03/18/2010 05:12 am ET | Updated May 25, 2011

The Ultra-Elite Versus The Poor

Next to the all but impenetrable shadows of power, wealth, celebrity, influence, and professional sports talent, virtually all of us are "insignificant," "inadequate," and "unknown." In another word, normal.

Let's do the math on this ultra elite segment of society. If we add up all the Members of Congress, the President and his staff, all the Hollywood actors and "reality stars," network and newspaper executives, professional athletes, and the billionaires and multi-millionaires housed in our nation, we are talking about a few hundred thousand people at best.

Out of a population of approximately 330,000,000, a minute one percent are perched atop the Ivory Towers of power, wealth, influence, and celebrity. Out of that lofty and all but unattainable one percent, the reality is that only about one-tenth or less make our radar screen at any given time.

Unfortunately, an inescapable fact that touches and impacts the 99.9% of the rest of us is that for the most part, this one-tenth of one-percent sends our young people off to war, makes the laws that govern us, decides which taxes we pay, which banks are safe, when our roads will be improved, and which movies, television shows, news stories and books we watch and read. A few thousand people decide the content, future, and often fate, for 330,000,000 Americans.

Fine. In many ways, we deserve this one-tenth of one-percent. At a certain point, you do get the government you deserve, the "celebrities" you deserve, and the fate... if you have a voice... you deserve.

Sadly and many times tragically, below those of us who are merely "insignificant," "inadequate," and "unknown" compared to the one-tenth of one-percent, is another class. A class of people who are invisible, unacknowledged, and if truth be told, often shunned and shut-out.

This class of people would be the "unwashed masses" living near or below the poverty line. Unlike the elite few thousand who influence our lives from the moment we wake until the moment our head hits our clean pillow in our nice home, this class of people represents millions of our fellow Americans and neighbors.

Millions who almost nobody really wants to think about, talk about, or help. Especially in a global economic meltdown. Oh, sure, at Christmas time and the holidays, we hear the traditional, predictable, and oftentimes insulting rhetoric about this invisible and unwanted class. Be those words from highly flawed politicians, clergy, charities, or "celebrities" fulfilling a court ordered sentence. But few of them mean it. Few of them really want to help.

Worse, many from the one-tenth of one-percent use the invisible poor as pawns for their own endgames. Be that eliciting votes, raising millions from the pulpit of a mega-church, or selling vile content to those least able to afford it.

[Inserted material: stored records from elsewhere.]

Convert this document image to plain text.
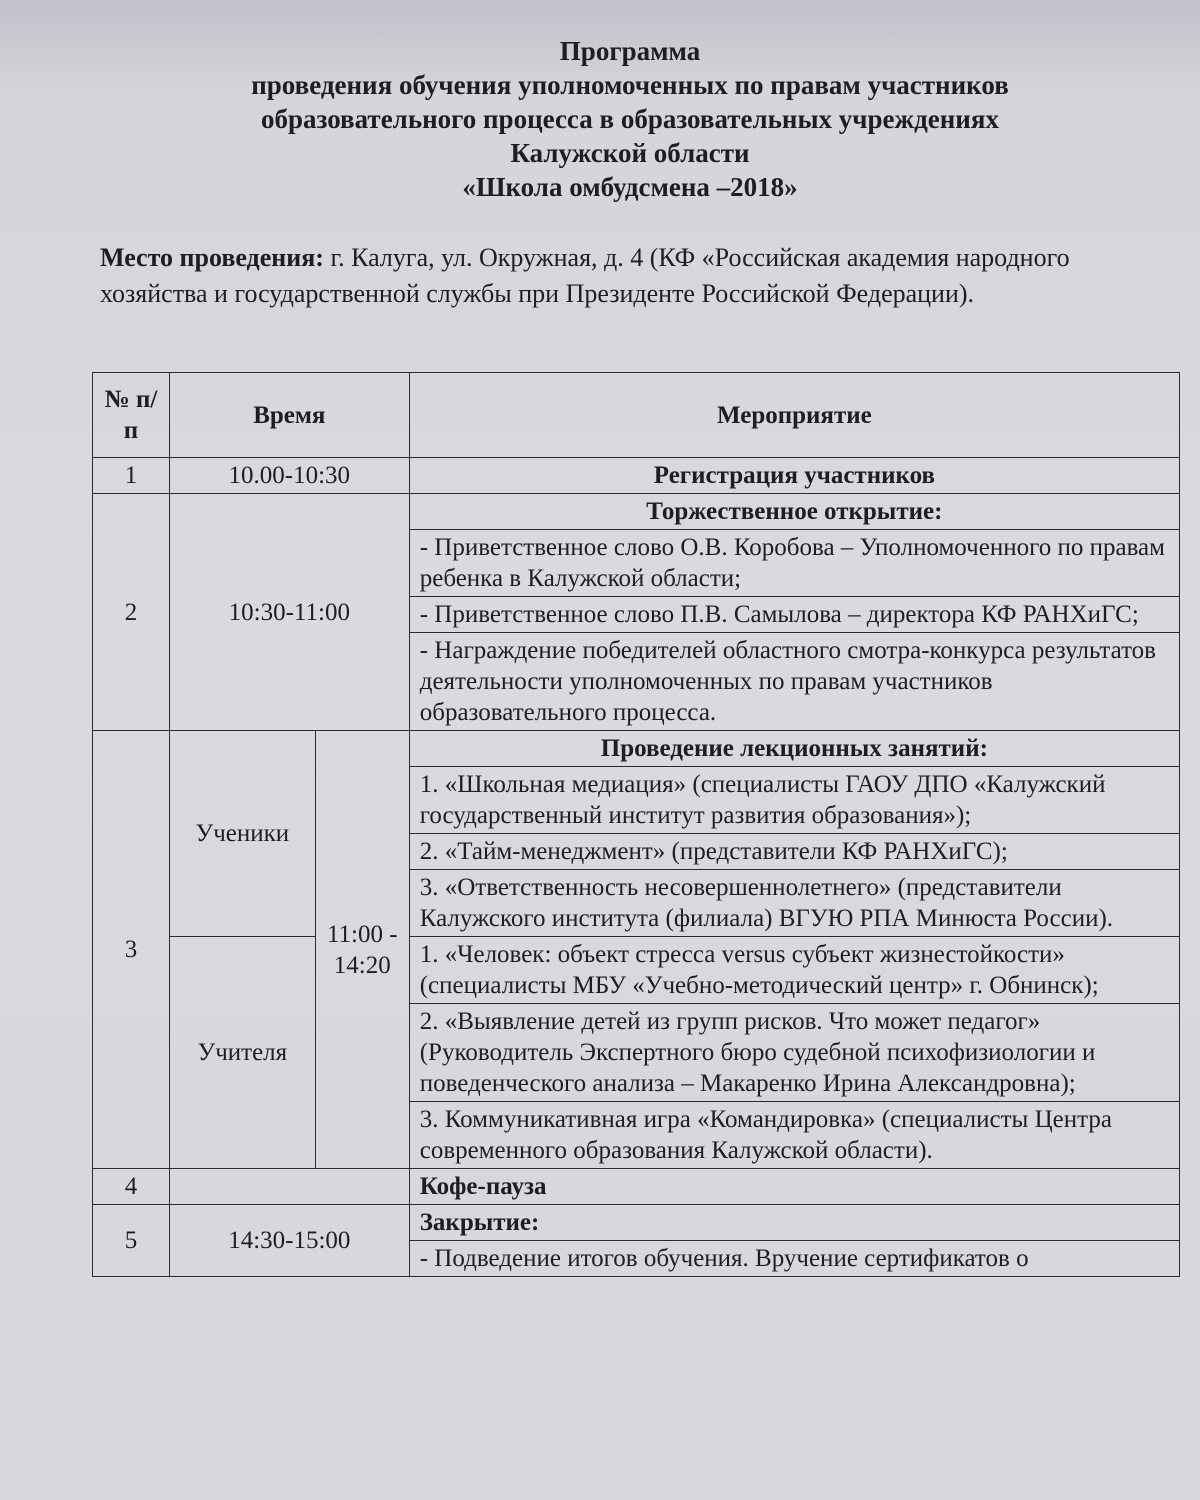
Программа
проведения обучения уполномоченных по правам участников
образовательного процесса в образовательных учреждениях
Калужской области
«Школа омбудсмена –2018»
Место проведения: г. Калуга, ул. Окружная, д. 4 (КФ «Российская академия народного хозяйства и государственной службы при Президенте Российской Федерации).
№ п/п	Время		Мероприятие
1	10.00-10:30		Регистрация участников
2	10:30-11:00		Торжественное открытие:
			- Приветственное слово О.В. Коробова – Уполномоченного по правам ребенка в Калужской области;
			- Приветственное слово П.В. Самылова – директора КФ РАНХиГС;
			- Награждение победителей областного смотра-конкурса результатов деятельности уполномоченных по правам участников образовательного процесса.
3	Ученики	11:00 - 14:20	Проведение лекционных занятий:
			1. «Школьная медиация» (специалисты ГАОУ ДПО «Калужский государственный институт развития образования»);
			2. «Тайм-менеджмент» (представители КФ РАНХиГС);
			3. «Ответственность несовершеннолетнего» (представители Калужского института (филиала) ВГУЮ РПА Минюста России).
	Учителя		1. «Человек: объект стресса versus субъект жизнестойкости» (специалисты МБУ «Учебно-методический центр» г. Обнинск);
			2. «Выявление детей из групп рисков. Что может педагог» (Руководитель Экспертного бюро судебной психофизиологии и поведенческого анализа – Макаренко Ирина Александровна);
			3. Коммуникативная игра «Командировка» (специалисты Центра современного образования Калужской области).
4			Кофе-пауза
5	14:30-15:00		Закрытие:
			- Подведение итогов обучения. Вручение сертификатов о
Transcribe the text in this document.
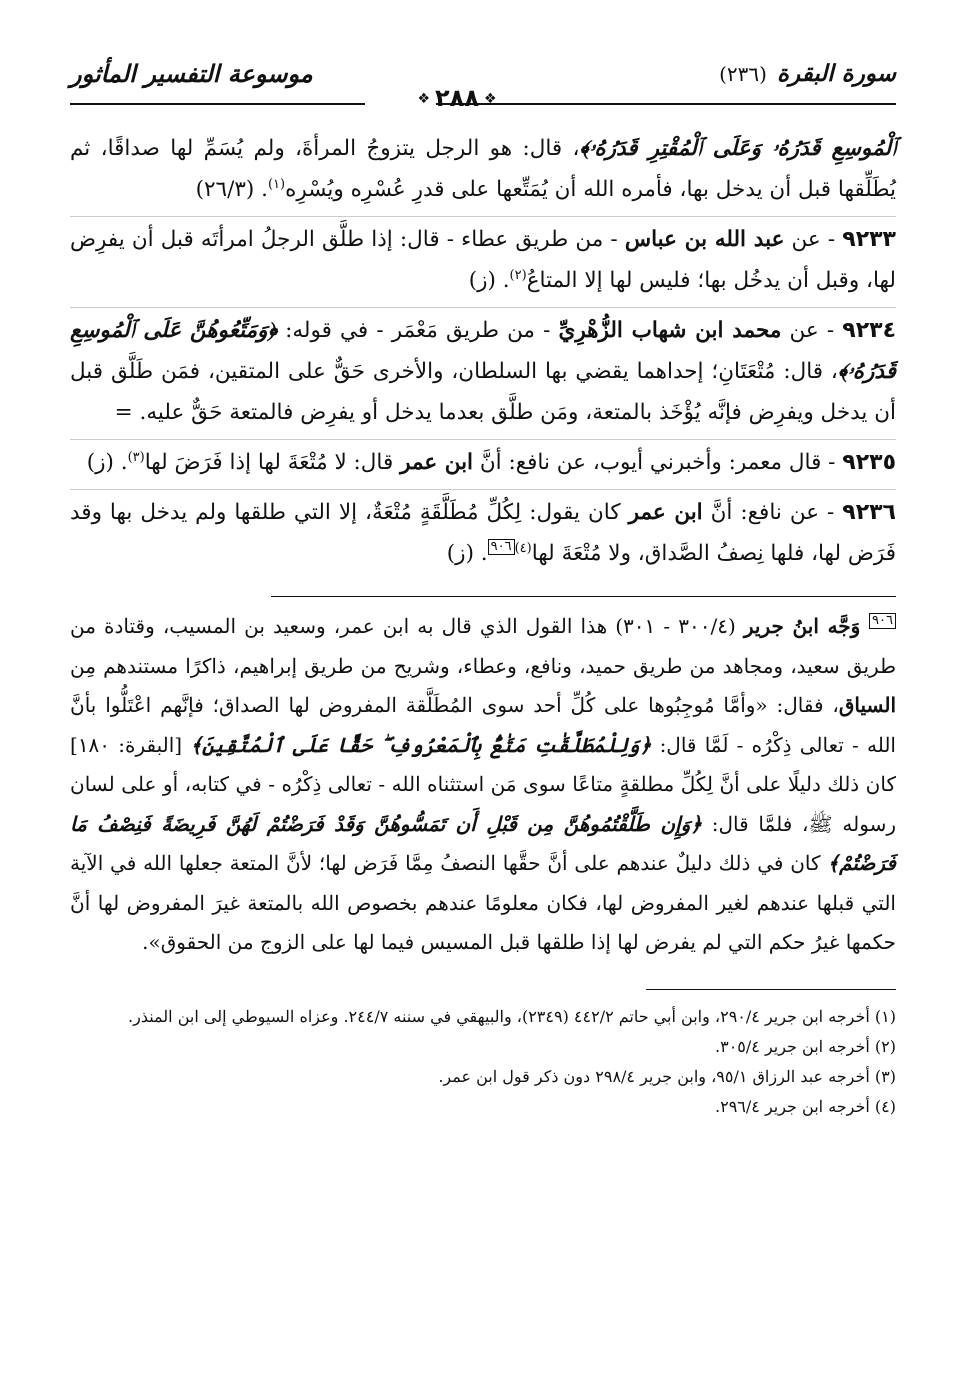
سورة البقرة
(٢٣٦)
موسوعة التفسير المأثور
❖٢٨٨❖

ٱلْمُوسِعِ قَدَرُهُۥ وَعَلَى ٱلْمُقْتِرِ قَدَرُهُۥ﴾، قال: هو الرجل يتزوجُ المرأةَ، ولم يُسَمِّ لها صداقًا، ثم يُطَلِّقها قبل أن يدخل بها، فأمره الله أن يُمَتِّعها على قدرِ عُسْرِه ويُسْرِه$^{(١)}$. (٣/‏٢٦)

٩٢٣٣ - عن عبد الله بن عباس - من طريق عطاء - قال: إذا طلَّق الرجلُ امرأتَه قبل أن يفرِض لها، وقبل أن يدخُل بها؛ فليس لها إلا المتاعُ$^{(٢)}$. (ز)

٩٢٣٤ - عن محمد ابن شهاب الزُّهْرِيِّ - من طريق مَعْمَر - في قوله: ﴿وَمَتِّعُوهُنَّ عَلَى ٱلْمُوسِعِ قَدَرُهُۥ﴾، قال: مُتْعَتَانِ؛ إحداهما يقضي بها السلطان، والأخرى حَقٌّ على المتقين، فمَن طَلَّق قبل أن يدخل ويفرِض فإنَّه يُؤْخَذ بالمتعة، ومَن طلَّق بعدما يدخل أو يفرِض فالمتعة حَقٌّ عليه. =

٩٢٣٥ - قال معمر: وأخبرني أيوب، عن نافع: أنَّ ابن عمر قال: لا مُتْعَةَ لها إذا فَرَضَ لها$^{(٣)}$. (ز)

٩٢٣٦ - عن نافع: أنَّ ابن عمر كان يقول: لِكُلِّ مُطَلَّقَةٍ مُتْعَةٌ، إلا التي طلقها ولم يدخل بها وقد فَرَض لها، فلها نِصفُ الصَّداق، ولا مُتْعَةَ لها$^{(٤)}$٩٠٦. (ز)

٩٠٦ وَجَّه ابنُ جرير (٤/‏٣٠٠ - ٣٠١) هذا القول الذي قال به ابن عمر، وسعيد بن المسيب، وقتادة من طريق سعيد، ومجاهد من طريق حميد، ونافع، وعطاء، وشريح من طريق إبراهيم، ذاكرًا مستندهم مِن السياق، فقال: «وأمَّا مُوجِبُوها على كُلِّ أحد سوى المُطَلَّقة المفروض لها الصداق؛ فإنَّهم اعْتَلُّوا بأنَّ الله - تعالى ذِكْرُه - لَمَّا قال: ﴿وَلِلْمُطَلَّقَٰتِ مَتَٰعٌۢ بِٱلْمَعْرُوفِ ۖ حَقًّا عَلَى ٱلْمُتَّقِينَ﴾ [البقرة: ١٨٠] كان ذلك دليلًا على أنَّ لِكُلِّ مطلقةٍ متاعًا سوى مَن استثناه الله - تعالى ذِكْرُه - في كتابه، أو على لسان رسوله ﷺ، فلمَّا قال: ﴿وَإِن طَلَّقْتُمُوهُنَّ مِن قَبْلِ أَن تَمَسُّوهُنَّ وَقَدْ فَرَضْتُمْ لَهُنَّ فَرِيضَةً فَنِصْفُ مَا فَرَضْتُمْ﴾ كان في ذلك دليلٌ عندهم على أنَّ حقَّها النصفُ مِمَّا فَرَض لها؛ لأنَّ المتعة جعلها الله في الآية التي قبلها عندهم لغير المفروض لها، فكان معلومًا عندهم بخصوص الله بالمتعة غيرَ المفروض لها أنَّ حكمها غيرُ حكم التي لم يفرض لها إذا طلقها قبل المسيس فيما لها على الزوج من الحقوق».

(١) أخرجه ابن جرير ٤/‏٢٩٠، وابن أبي حاتم ٢/‏٤٤٢ (٢٣٤٩)، والبيهقي في سننه ٧/‏٢٤٤. وعزاه السيوطي إلى ابن المنذر.

(٢) أخرجه ابن جرير ٤/‏٣٠٥.

(٣) أخرجه عبد الرزاق ١/‏٩٥، وابن جرير ٤/‏٢٩٨ دون ذكر قول ابن عمر.

(٤) أخرجه ابن جرير ٤/‏٢٩٦.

As one who grew up in abject poverty and was often homeless as a child, I know this is the furthest thing from an academic exercise. Everyday -- holiday or not -- millions of Americans have to deal with the mounting and crushing cruelties of poverty. Be they eviction, having your electricity, phone, or gas turned off for non-payment, having no heat for your children in the dead of winter, no health insurance, no car to get to work, having to work three or more low paying jobs, no critically needed dental care, having to use food stamps, and having to continually swallow your pride as you beg family, friends of the government for help.

Ironically, the more I "succeed" in life, the more I'm repulsed by the one-tenth of one percent "above" me and the more I long for the values, ethics, and unseen valor of the "unwashed masses." They are by far, the better class of people and the bedrock of our nation.

Invisible or not.

*** Douglas MacKinnon is a former White House and Pentagon official and a novelist.